If we divided caucasian Americans into two groups, designated one group as
"lesser," and then waited a few hundred years you would find similarly stark
cultural differences. Again, race is entirely artificial. People were divided
based only on superficial appearance and, once those divisions are enforced,
cultural distance grows.

So, what you're experiencing is the outgrowth of a racial classification
system. It's entirely artificial but, as you say, it also has _real_
consequences. Even if, by magic, we were all transformed to have the same
ethnic heritage, the cultural legacy of "race" would make "race" very
apparent. African American and caucasian American culture _is_ different -
even though those differences are partially (largely? hard to say) from the
racial structure imposed on African Americans.

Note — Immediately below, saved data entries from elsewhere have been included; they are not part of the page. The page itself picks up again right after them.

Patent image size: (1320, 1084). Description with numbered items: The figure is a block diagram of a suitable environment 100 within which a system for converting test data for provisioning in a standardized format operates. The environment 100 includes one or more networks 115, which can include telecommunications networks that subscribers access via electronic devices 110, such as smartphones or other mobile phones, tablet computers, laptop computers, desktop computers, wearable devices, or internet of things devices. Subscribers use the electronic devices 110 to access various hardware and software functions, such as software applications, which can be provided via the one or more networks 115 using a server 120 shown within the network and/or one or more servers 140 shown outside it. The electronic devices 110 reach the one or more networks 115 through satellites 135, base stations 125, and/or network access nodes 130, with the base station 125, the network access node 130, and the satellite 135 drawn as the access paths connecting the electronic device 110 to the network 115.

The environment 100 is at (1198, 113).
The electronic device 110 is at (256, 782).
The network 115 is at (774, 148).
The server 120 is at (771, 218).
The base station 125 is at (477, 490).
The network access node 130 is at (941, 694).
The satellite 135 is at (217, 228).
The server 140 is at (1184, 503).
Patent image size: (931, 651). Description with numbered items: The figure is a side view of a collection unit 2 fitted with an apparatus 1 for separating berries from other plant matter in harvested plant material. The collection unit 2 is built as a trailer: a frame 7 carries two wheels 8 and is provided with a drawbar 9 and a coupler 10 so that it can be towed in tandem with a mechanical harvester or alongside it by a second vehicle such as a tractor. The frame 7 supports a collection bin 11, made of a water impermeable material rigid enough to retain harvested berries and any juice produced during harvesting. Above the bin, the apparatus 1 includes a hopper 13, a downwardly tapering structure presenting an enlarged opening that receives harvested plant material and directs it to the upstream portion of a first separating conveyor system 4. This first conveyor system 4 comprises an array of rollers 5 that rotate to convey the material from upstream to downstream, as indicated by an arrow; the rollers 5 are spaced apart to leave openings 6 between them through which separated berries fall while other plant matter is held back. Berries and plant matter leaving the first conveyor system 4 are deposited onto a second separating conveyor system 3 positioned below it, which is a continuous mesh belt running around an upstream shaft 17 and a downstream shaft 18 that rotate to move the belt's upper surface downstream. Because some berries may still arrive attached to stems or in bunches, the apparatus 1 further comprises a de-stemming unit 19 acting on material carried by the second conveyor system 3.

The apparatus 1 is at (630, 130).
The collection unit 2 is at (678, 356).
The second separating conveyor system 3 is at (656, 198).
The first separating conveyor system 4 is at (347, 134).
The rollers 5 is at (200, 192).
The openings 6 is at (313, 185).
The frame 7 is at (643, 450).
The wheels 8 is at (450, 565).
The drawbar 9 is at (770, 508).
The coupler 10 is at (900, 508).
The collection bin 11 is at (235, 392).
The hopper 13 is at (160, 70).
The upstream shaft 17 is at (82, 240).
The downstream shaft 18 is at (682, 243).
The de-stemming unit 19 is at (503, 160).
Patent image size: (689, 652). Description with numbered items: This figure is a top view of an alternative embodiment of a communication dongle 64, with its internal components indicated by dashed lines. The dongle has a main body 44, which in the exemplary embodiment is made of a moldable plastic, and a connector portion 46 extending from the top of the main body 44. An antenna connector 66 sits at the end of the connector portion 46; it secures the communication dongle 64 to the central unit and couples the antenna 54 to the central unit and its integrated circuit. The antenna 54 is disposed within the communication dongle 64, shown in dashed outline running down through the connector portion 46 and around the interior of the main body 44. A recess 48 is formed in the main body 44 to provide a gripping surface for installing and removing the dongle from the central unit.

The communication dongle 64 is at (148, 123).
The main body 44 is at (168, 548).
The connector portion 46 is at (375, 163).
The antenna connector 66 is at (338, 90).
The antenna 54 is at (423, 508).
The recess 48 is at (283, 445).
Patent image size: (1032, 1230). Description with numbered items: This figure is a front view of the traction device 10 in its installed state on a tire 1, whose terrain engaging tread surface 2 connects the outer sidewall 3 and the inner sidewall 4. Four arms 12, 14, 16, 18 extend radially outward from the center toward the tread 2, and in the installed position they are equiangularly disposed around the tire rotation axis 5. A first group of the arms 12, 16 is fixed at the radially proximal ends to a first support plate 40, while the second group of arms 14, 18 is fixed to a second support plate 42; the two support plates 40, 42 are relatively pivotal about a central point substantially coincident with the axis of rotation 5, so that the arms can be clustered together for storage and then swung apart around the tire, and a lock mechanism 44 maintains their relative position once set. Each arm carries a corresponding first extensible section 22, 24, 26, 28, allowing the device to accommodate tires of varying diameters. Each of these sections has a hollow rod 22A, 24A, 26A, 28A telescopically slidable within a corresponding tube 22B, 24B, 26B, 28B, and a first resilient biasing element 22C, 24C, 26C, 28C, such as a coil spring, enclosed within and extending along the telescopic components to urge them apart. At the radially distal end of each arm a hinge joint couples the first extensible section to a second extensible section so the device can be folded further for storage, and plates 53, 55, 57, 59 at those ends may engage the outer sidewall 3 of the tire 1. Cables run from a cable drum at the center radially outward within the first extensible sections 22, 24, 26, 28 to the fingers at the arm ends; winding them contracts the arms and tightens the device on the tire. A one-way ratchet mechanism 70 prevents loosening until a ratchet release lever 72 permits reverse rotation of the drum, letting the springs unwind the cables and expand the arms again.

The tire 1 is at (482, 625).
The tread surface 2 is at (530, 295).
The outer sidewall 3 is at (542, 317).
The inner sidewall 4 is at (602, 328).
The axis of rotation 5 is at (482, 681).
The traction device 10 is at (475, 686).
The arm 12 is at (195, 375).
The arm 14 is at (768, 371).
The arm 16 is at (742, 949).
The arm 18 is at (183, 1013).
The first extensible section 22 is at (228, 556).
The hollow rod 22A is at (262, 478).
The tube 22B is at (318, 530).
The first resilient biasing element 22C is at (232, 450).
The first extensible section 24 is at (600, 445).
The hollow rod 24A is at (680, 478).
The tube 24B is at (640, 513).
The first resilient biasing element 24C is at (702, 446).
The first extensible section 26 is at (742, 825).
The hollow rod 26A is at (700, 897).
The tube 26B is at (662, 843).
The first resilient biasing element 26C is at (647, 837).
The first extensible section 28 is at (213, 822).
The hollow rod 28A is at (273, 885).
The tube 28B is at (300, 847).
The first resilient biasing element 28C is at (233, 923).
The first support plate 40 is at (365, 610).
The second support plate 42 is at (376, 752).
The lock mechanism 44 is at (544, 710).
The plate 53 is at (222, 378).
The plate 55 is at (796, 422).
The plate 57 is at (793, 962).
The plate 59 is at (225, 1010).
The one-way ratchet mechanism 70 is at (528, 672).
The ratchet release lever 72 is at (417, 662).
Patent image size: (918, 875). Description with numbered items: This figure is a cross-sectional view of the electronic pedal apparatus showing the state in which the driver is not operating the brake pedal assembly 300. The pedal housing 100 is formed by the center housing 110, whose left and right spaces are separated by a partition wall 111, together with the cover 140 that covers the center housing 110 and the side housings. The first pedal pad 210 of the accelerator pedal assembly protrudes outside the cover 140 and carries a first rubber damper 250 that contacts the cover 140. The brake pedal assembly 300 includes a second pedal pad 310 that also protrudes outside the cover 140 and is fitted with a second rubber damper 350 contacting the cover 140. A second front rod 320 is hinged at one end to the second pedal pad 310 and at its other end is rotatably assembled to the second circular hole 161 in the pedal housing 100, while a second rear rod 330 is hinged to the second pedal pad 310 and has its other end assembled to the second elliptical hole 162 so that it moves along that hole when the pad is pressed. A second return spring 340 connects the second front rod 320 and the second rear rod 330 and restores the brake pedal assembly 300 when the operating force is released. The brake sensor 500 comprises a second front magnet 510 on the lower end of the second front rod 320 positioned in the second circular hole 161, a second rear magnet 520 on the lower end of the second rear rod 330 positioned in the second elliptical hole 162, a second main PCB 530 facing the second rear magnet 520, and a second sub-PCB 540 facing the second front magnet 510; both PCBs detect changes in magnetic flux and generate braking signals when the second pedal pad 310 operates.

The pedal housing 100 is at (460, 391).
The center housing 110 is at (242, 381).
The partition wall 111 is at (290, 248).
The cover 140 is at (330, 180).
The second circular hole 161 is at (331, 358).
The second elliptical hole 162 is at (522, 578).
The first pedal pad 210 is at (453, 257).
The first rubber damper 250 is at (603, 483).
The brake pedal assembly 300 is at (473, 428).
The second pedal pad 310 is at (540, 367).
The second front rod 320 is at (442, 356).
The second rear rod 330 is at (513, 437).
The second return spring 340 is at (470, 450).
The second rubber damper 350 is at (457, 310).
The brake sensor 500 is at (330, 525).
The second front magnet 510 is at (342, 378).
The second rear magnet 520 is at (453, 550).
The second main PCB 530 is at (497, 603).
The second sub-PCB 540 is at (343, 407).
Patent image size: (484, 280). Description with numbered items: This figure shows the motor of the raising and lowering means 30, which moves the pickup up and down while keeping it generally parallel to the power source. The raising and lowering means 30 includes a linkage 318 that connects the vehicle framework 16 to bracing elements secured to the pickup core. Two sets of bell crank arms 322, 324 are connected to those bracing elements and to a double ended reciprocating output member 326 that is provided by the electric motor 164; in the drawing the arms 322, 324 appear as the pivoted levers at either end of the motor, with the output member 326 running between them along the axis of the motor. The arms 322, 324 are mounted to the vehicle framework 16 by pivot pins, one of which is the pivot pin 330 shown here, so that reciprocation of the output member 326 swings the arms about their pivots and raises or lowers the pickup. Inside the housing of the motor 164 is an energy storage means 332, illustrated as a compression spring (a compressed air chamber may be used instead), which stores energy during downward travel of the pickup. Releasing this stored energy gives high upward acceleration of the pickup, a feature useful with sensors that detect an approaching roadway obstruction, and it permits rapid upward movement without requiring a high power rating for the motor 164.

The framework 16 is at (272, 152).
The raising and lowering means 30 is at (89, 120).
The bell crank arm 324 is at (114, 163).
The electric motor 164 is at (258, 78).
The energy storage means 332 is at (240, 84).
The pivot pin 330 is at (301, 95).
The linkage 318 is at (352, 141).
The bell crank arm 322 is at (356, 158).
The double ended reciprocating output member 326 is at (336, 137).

The answer is in your final paragraph. Neither "white" or "AA" culture is a
perfect fit for new arrivals (just ask Jamaicans or darker skinned Dominican
ex-pats how well they feel seen by any American culture). Indeed, no single
cultural approach is "right" and we do ourselves a disservice by searching for
one. We have had structures and policies that have driven the two largest
cultural groups (white and African American) apart for generations. Abating
that push should be a high priority. We also need to be attentive to including
as many cultural groups as possible in finding common ground and understanding
for living together comfortably. All groups will need to "give" a little
ground in terms of what they would most prefer and, in the interest of equity
and facing history, many experts think caucasian Americans should give the
most.